Pourquoi ne se décider que maintenant ? On peut dégager quatre raisons à cette annonce inattendue.
• Une décision rendue possible par le progrès
Des essais ont été menés à plusieurs reprises par la Fifa, mais jusqu'à présent, aucun n'a été concluant. Aujourd'hui, la donne a changé : Blatter affirme que la Fifa "dispose de deux bons systèmes, répondant à toutes nos demandes : fiabilité, immédiateté et simplicité d'utilisation".
Le premier, comme Goalminder, ressemble au système de ralenti 3D du tennis, tandis que le second fonctionne grâce à une puce intégrée au ballon. La Fifa souhaitait un système fiable à au moins 90 % et surtout que l'information soit envoyée à l'arbitre en quelques fractions de seconde.
• Une décision un peu prématurée
Blatter propose, mais l'International Board dispose. Le Board, ce sont les gardiens du temple, un conseil constitué de papys écossais, anglais, gallois et nord-irlandais. Ce sont eux qui décideront en dernier ressort d'avoir ou non recours à la vidéo.
Dans ce conseil, la Fifa dispose de quatre voix, les fédérations britanniques de quatre également, mais la décision, prise à la majorité des trois quarts, ne sera connue qu'en février, voire en mars 2012.
• Une décision après l'indécision
Cette inflexion au dogme de l'interdiction de la vidéo intervient après la polémique du but refusé à l'Anglais Frank Lampard contre l'Allemagne, le 27 juin 2010. Un but valable sur une merveilleuse frappe tirée des 30 mètres, mais que l'arbitre a refusé (voir photo ci-dessous).
Mais que se passera-t-il quand un arbitre oubliera un but hors-jeu dans un match important ? Est-ce que Blatter ne sera pas obligé de battre sa coulpe, et de dire, comme il l'avait fait après ce match Allemagne-Angleterre, qu'"il faut rouvrir le dossier de la technologie" ? Un dossier au sujet duquel le porte-parole de la Fifa avait déclaré, trois mois plus tôt, que "la porte est fermée", comme le rapporte le Telegraph ?

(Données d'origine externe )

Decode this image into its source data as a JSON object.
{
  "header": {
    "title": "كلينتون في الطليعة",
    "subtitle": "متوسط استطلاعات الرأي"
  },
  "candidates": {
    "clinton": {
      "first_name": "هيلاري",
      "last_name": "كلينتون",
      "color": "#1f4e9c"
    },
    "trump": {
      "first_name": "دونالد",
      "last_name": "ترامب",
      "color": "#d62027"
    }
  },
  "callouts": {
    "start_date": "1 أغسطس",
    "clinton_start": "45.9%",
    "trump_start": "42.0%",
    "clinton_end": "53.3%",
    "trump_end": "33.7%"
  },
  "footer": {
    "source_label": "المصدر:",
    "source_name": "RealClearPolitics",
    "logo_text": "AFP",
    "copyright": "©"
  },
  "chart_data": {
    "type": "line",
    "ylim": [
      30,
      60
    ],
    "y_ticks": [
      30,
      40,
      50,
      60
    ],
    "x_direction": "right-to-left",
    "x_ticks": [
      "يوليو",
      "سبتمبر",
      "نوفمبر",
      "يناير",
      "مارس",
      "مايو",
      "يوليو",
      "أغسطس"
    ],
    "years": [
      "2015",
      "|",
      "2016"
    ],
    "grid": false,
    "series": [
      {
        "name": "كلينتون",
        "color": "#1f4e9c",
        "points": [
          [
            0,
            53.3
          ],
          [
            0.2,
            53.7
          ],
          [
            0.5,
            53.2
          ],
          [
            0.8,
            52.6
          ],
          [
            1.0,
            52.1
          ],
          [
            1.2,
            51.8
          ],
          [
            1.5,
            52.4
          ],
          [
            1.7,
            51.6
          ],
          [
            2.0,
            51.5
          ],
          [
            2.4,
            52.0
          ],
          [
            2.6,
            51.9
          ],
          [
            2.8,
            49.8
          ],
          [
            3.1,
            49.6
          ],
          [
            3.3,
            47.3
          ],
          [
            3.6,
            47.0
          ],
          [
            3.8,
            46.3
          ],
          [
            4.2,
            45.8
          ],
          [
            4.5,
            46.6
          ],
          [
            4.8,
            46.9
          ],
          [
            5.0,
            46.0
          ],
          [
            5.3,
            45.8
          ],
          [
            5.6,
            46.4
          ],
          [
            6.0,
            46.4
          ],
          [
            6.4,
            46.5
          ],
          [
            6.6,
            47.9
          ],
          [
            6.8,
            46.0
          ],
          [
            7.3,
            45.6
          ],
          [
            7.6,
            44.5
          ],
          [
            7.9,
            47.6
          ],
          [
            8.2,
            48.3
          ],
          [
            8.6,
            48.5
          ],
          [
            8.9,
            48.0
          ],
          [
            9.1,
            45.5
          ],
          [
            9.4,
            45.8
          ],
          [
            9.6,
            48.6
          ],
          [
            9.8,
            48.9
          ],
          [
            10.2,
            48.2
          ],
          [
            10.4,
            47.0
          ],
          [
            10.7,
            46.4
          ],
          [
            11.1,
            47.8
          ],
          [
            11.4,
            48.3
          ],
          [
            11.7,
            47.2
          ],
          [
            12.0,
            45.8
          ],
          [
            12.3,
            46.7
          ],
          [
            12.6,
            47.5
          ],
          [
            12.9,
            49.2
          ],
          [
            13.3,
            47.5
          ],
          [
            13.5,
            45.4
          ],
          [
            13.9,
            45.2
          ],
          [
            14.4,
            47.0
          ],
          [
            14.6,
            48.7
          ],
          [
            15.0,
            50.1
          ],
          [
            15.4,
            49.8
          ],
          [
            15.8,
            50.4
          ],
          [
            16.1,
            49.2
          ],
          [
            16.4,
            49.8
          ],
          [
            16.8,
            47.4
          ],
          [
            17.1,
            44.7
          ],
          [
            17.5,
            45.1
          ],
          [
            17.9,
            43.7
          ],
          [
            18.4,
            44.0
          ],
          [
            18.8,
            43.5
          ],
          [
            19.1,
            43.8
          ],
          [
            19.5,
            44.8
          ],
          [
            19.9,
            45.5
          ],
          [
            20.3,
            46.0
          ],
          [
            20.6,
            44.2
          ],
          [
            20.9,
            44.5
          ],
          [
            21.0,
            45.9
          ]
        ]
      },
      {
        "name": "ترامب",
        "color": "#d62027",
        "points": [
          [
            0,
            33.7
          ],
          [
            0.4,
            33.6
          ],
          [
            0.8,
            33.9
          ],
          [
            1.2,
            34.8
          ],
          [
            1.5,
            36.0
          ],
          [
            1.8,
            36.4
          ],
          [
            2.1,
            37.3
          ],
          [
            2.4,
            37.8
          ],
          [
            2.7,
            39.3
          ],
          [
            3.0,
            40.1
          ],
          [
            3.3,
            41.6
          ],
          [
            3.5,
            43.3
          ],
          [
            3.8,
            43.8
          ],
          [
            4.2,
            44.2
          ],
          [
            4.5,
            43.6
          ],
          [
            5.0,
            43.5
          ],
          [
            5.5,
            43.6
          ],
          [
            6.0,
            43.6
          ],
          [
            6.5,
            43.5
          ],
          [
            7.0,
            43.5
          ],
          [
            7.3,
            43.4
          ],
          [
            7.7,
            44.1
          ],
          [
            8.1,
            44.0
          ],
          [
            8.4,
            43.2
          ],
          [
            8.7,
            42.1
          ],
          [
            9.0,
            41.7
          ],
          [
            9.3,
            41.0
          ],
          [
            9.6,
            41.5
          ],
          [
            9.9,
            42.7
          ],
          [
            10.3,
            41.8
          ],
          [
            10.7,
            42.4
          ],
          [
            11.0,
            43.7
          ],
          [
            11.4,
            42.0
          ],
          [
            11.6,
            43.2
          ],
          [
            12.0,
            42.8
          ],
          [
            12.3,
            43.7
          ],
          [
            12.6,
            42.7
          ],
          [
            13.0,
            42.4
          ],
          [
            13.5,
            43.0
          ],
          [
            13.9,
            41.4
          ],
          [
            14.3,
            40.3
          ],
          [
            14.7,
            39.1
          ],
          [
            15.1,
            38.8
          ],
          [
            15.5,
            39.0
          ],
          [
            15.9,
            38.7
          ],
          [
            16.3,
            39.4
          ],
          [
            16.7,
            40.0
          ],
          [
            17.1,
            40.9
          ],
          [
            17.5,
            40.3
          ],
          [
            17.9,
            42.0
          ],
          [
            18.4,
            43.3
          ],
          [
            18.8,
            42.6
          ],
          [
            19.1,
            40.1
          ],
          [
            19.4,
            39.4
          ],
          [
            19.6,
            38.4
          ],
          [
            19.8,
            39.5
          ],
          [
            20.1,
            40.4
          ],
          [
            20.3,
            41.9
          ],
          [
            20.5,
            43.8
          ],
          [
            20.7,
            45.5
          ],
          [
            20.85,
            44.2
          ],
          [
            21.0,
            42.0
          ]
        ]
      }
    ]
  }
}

L'auteur du livre Le match de football télévisé, Jacques Blociszewski, s'interrogeait dans un article publié par Les Cahiers du Football en 2008 : "Pourquoi l’utiliserait-on pour vérifier un penalty mais pas une expulsion, une simulation mais pas un but marqué sur hors-jeu, etc. ? L’assistance vidéo crée par essence de la discrimination. Elle entraînerait des contestations sans fin, hacherait le match et attirerait le football dans un dangereux engrenage."
• Une décision très politique
Violemment opposé à la vidéo, cette nouvelle, si elle devait se confirmer, ne ravira pas Michel Platini, président de l'UEFA et successeur désigné de Blatter. Lequel ne daigne plus s'opposer à son dauphin, qui le pousse un peu trop vite vers la sortie.
L'argument de Platini est que la vidéo empêcherait le foot de rester un sport universel, joué partout de la même manière. C'est pour cela qu'il a promu l'arbitrage à cinq, testé en ce moment en Ligue Europa. Avec un succès mitigé.
Ce n'est pas un hasard si Blatter, auparavant prudent sur la vidéo, a choisi d'utiliser ce nouveau système d'arbitrage uniquement lorsqu'il s'agit de statuer sur un but. Toute autre aide vidéo pour les décisions arbitrales (penalty, hors-jeu, faute) serait beaucoup plus sujette à caution.